I found a table that had only two crying people at it – a girl named Adrienne and her mom – and I awkwardly asked if I could sit with them. Between sniffles they nodded, and I quietly took my seat and surveyed the madness into which I had just entered.
That day left such an impression on me, obviously. It might even be one of those core memories a la Inside Out that has shaped and formed me into the person I am today. After my first day of kindergarten, I promised myself that when it came time for me to send my children to school, there would be no emotions on my end other than excitement and glee.
Well, friends, the time has come for me to put my money where my mouth is. My firstborn son Dax is entering kindergarten in the fall and I have the registration packet and unending list of identification documents to rummage for to prove it. And with each little tear that threatens to enter my eyes when I hear him bragging to his friends and babysitters about starting school in August, I find myself aching for those sweet parents in my kindergarten classroom all those years ago. I finally get it, which means I’m now questioning everything about myself all over again.
Am I really going to be that parent that cries on her son’s first day of school, even though I’ve spent nearly three decades preparing to do the opposite? Will I be sad if he doesn’t cry, too?
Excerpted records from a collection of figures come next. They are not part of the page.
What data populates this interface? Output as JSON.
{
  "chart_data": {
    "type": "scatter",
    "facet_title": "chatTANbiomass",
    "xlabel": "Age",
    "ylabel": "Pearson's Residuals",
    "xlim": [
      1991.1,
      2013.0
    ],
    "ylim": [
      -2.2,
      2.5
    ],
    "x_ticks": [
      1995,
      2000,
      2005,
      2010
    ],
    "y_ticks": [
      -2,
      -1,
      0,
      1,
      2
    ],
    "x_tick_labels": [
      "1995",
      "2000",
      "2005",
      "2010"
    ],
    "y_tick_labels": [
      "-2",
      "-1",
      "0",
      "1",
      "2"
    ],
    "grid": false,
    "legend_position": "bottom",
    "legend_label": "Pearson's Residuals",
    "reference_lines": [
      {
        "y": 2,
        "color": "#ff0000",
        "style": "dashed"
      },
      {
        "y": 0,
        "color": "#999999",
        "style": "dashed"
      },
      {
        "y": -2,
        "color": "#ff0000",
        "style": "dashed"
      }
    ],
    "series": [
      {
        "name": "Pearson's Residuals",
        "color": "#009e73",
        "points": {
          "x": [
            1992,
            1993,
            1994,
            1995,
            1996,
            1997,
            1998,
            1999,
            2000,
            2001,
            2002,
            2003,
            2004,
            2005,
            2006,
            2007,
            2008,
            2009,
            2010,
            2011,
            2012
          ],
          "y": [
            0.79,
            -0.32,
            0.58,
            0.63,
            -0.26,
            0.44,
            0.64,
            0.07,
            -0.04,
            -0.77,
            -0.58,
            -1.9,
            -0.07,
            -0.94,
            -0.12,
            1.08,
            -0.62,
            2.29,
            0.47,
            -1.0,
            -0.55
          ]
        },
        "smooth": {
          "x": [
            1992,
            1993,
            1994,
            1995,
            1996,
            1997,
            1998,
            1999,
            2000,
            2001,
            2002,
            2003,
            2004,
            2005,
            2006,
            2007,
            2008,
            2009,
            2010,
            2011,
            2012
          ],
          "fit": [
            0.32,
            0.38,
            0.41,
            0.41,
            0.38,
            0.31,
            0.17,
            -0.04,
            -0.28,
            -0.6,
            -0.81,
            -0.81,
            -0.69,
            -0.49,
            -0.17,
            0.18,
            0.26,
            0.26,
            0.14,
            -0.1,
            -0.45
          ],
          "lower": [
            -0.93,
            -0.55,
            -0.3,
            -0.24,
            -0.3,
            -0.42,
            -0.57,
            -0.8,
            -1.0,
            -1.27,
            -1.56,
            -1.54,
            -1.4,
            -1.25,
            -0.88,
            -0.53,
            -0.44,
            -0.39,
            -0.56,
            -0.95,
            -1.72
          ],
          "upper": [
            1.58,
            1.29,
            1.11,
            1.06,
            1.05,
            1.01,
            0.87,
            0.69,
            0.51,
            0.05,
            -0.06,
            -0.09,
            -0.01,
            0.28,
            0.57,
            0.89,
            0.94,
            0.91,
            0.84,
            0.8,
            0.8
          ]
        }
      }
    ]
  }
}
Why is this such a big deal, the first day of kindergarten?
The best I can tell, based on my unreliable emotions and apparent identity crisis, is that this whole kindergarten thing is a big deal because it’s the beginning of the end of my grip on my child. A dear friend of mine who has two kids, one in college and the other almost in high school, told me that our parenting is broken down into three parts of six years each – we get our kids to ourselves, more or less, for six years, then we share them for six years, and then we spend six years letting them go. The beginning of kindergarten marks the approaching end of that first third of my relationship with Dax, the part where he is all mine, and sooner than I would like I’ll be sharing him with his friends, his teachers, his soccer coaches, and whoever else he looks up to. And before I know it, I’ll feel my grip start to slip a little bit, and I’ll be watching him go.
The school Dax is going to in the fall has a crying room for the first day of school. A crying room for the parents, not the students, mind you. Will I be crammed in that loud room, bawling into the sleeve of my shirt, simultaneously brokenhearted and extremely proud of this milestone? Maybe. Maybe not. Regardless, everything has come full circle now. Contrary to what I thought on my first day of kindergarten, this day is awash in so many emotions – not all of them happy – and I’m ready for it.
Bring on the tissues. And mimosas. Those will probably help, too.